We invite you to join us on our personal and professional journeys to be anti-racist, equitable, and inclusive. We encourage you to:

  • Use the word. Find a way to use the term as it is defined.
  • Share the word. Share, with at least one person, the word and its definition.
  • Practice the behavior of the word. How can you practice behaviors aligned with a positive word (such as being inclusive) or interrupt yourself practicing a less desirable behavior (such as being exclusive)?

Antiracist: One who is supporting the idea that racial groups are equals and none needs developing, and is supporting policy that reduces racial inequity. Being an antiracist requires persistent self-awareness, constant self-criticism, and regular self-examination. (Source: How to be an Antiracist by Ibram X. Kendi)

Cultural Competence: The ability to understand, communicate with, and effectively interact with people across cultures. Grounded in the respect and appreciation of cultural differences, cultural competence is demonstrated in the attitudesbehaviorspractices, and policies of people, organizations, and systems.

Intersectionality: This term describes the ways in which race, class, gender, and other aspects of our identity “intersect” – overlap and interact – with one another, informing the way in which individuals simultaneously experience oppression and privilege in their daily lives interpersonally and systemically. Intersectionality promotes the idea that aspects of our identity do not work in a silo and provides a basis for understanding how these individual identity markers work with one another (Source: Center for the Study of Social Policy. Using an Anti-Racist Intersectional Frame at CSSP).

Social Identity: Our sense of who we are and our place in the world relative to our membership in a combination of social groups.

Unconscious Bias: A deeply held preference for or dislike of a given social group that typically operates below the level of conscious awareness and tends to influence one’s actions, decisions, and behaviors towards members of that group

Homophobia: The fear, hatred, discomfort with, or mistrust of people who are lesbian, gay, or bisexual. (Source: Planned Parenthood. What are homophobia and sexual orientation discrimination).

Transgender: An umbrella term for people whose gender identity differs from the sex they were assigned at birth. People under the transgender umbrella may describe themselves using one or more of a wide variety of terms (Source: GLAAD – GLAAD Media Reference Guide).

Equality: The effort to treat everyone the same or to ensure that everyone has access to the same opportunities. However, only working to achieve equality ignores historical and structural factors that benefit some social groups and disadvantages other social groups in ways that create differential starting points (Source: YWCA – Our Shared Language: Social Justice Glossary).

Equity: The effort to provide different levels of support based on an individual’s or group’s needs in order to achieve fairness in outcomes.
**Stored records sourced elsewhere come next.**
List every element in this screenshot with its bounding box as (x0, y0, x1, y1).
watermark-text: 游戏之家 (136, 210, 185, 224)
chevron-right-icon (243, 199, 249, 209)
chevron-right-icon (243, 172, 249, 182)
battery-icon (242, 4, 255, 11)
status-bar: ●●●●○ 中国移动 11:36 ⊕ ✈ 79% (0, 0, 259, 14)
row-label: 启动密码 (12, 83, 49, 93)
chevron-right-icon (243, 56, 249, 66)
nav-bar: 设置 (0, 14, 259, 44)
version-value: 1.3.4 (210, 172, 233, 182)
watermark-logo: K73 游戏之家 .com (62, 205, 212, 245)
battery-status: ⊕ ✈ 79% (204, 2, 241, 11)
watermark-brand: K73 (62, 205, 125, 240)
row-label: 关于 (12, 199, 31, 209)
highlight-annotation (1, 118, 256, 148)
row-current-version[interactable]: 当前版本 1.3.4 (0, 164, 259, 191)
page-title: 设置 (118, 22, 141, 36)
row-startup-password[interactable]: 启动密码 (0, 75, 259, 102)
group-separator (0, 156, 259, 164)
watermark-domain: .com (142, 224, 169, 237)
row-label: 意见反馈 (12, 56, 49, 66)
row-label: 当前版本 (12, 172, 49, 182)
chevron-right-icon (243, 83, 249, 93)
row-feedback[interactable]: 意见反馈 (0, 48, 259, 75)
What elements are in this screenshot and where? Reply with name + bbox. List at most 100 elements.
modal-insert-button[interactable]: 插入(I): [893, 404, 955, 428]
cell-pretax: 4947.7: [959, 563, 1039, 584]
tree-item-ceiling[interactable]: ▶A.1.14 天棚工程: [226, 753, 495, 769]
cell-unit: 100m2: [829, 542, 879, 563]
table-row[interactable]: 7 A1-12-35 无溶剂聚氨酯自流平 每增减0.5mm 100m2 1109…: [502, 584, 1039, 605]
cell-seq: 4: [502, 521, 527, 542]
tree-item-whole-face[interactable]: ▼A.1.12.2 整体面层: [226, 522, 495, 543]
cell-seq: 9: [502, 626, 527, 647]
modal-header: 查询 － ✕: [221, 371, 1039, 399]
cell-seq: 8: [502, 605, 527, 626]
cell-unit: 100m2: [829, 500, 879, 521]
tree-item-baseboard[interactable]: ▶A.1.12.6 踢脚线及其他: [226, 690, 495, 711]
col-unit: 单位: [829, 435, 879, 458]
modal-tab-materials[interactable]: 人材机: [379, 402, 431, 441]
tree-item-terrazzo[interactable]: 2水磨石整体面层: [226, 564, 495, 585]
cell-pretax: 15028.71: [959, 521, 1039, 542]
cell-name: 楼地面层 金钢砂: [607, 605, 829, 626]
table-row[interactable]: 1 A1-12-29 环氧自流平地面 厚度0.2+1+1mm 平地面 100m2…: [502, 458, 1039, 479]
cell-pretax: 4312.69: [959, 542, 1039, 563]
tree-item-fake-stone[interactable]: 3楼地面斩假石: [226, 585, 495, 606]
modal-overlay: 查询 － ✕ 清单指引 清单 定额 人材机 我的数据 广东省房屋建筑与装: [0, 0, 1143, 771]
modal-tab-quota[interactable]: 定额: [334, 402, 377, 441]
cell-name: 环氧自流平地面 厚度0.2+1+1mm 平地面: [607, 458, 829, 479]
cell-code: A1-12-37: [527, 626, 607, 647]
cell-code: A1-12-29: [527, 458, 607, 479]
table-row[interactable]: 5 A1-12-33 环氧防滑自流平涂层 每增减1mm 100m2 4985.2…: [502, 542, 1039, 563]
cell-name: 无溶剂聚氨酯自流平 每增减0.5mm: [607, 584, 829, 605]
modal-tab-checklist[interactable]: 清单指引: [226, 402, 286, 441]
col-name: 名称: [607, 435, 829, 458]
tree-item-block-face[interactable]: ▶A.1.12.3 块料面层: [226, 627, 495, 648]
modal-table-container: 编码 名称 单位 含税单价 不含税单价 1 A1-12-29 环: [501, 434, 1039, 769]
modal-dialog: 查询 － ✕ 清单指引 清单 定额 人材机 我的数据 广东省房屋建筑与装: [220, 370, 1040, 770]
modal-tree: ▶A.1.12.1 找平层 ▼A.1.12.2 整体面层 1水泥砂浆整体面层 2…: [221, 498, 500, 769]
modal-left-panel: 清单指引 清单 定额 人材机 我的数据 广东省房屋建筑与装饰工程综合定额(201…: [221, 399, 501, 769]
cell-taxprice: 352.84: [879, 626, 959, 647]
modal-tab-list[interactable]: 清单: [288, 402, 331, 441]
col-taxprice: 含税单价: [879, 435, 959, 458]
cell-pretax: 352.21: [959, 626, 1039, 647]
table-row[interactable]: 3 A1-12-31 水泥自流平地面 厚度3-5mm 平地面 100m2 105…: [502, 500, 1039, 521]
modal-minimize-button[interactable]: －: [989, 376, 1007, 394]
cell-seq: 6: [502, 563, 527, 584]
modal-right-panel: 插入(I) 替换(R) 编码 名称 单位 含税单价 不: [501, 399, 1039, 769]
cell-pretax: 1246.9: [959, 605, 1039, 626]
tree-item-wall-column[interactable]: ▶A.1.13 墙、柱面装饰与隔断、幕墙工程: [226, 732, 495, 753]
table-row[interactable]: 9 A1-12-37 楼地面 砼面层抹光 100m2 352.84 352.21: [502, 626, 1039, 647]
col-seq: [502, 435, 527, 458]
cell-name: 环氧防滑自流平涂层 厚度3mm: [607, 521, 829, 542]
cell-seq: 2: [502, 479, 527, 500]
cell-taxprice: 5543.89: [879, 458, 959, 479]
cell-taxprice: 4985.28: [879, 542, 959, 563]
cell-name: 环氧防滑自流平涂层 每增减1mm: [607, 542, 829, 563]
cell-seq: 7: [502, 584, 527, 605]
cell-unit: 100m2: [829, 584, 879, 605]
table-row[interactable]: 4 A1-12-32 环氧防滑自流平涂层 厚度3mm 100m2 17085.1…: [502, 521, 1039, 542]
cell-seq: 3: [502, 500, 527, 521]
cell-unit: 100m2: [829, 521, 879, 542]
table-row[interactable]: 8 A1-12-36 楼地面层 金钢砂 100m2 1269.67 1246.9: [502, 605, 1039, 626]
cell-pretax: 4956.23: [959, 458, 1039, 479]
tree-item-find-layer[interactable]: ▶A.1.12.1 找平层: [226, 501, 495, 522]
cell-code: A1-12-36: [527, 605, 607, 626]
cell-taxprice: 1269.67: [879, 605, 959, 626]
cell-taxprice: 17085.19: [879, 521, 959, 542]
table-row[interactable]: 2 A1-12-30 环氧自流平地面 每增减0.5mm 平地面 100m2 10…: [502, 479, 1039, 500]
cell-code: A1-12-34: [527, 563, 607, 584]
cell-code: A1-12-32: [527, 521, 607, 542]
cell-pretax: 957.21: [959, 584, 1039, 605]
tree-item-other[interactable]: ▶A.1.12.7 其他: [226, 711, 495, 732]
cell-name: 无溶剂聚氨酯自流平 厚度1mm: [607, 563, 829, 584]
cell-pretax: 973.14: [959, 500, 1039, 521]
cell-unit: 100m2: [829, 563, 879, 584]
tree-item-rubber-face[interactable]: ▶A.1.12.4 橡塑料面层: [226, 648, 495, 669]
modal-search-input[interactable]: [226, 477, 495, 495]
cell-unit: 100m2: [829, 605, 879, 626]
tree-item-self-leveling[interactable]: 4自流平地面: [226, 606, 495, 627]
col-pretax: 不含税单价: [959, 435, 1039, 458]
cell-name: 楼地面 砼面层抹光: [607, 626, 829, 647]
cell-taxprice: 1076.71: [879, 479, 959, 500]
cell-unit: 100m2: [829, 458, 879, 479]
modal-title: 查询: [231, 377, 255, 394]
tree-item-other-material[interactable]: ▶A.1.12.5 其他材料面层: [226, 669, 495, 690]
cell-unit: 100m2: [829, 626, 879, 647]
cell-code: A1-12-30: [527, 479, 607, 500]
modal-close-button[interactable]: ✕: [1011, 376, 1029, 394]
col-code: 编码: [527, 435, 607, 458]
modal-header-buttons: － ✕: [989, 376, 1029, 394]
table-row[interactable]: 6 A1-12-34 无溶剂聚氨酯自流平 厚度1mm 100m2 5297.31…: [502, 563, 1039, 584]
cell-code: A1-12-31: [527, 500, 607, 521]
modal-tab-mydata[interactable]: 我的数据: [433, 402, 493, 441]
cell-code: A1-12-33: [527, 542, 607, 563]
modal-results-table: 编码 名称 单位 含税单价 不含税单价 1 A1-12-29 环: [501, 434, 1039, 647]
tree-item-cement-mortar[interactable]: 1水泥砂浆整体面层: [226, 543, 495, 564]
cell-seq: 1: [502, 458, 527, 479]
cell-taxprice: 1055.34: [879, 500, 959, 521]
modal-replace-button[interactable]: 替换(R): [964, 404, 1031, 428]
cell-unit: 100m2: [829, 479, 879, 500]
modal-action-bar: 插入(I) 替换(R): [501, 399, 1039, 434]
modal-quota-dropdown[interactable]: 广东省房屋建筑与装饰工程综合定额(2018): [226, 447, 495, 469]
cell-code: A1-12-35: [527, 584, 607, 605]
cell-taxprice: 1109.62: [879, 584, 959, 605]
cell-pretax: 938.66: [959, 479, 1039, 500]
Working to achieve equity acknowledges unequal starting places and the need to correct the imbalance (Source: YWCA – Our Shared Language: Social Justice Glossary).

Diversity: The overall mix of differences and similarities among all groups including but not limited to race, gender, class, age, sexual orientation, ethnicity, physical and mental abilities, national origin, veteran status, religion/spiritual beliefs, education, occupation, personality characteristics.

Inclusion: The extent to which cultural and social processes within a community allow for all groups to utilize their full potential and access the full benefits of community membership…If diversity is the mix, then inclusion is about making the mix work – it reflects the ability of leaders to create an environment, through their own behavior and through the establishment of policies, practices, and procedures, where people are comfortable showing up as themselves; are valued and respected; and experience being fully at the table (Source: The Center for the Study of Social Policy).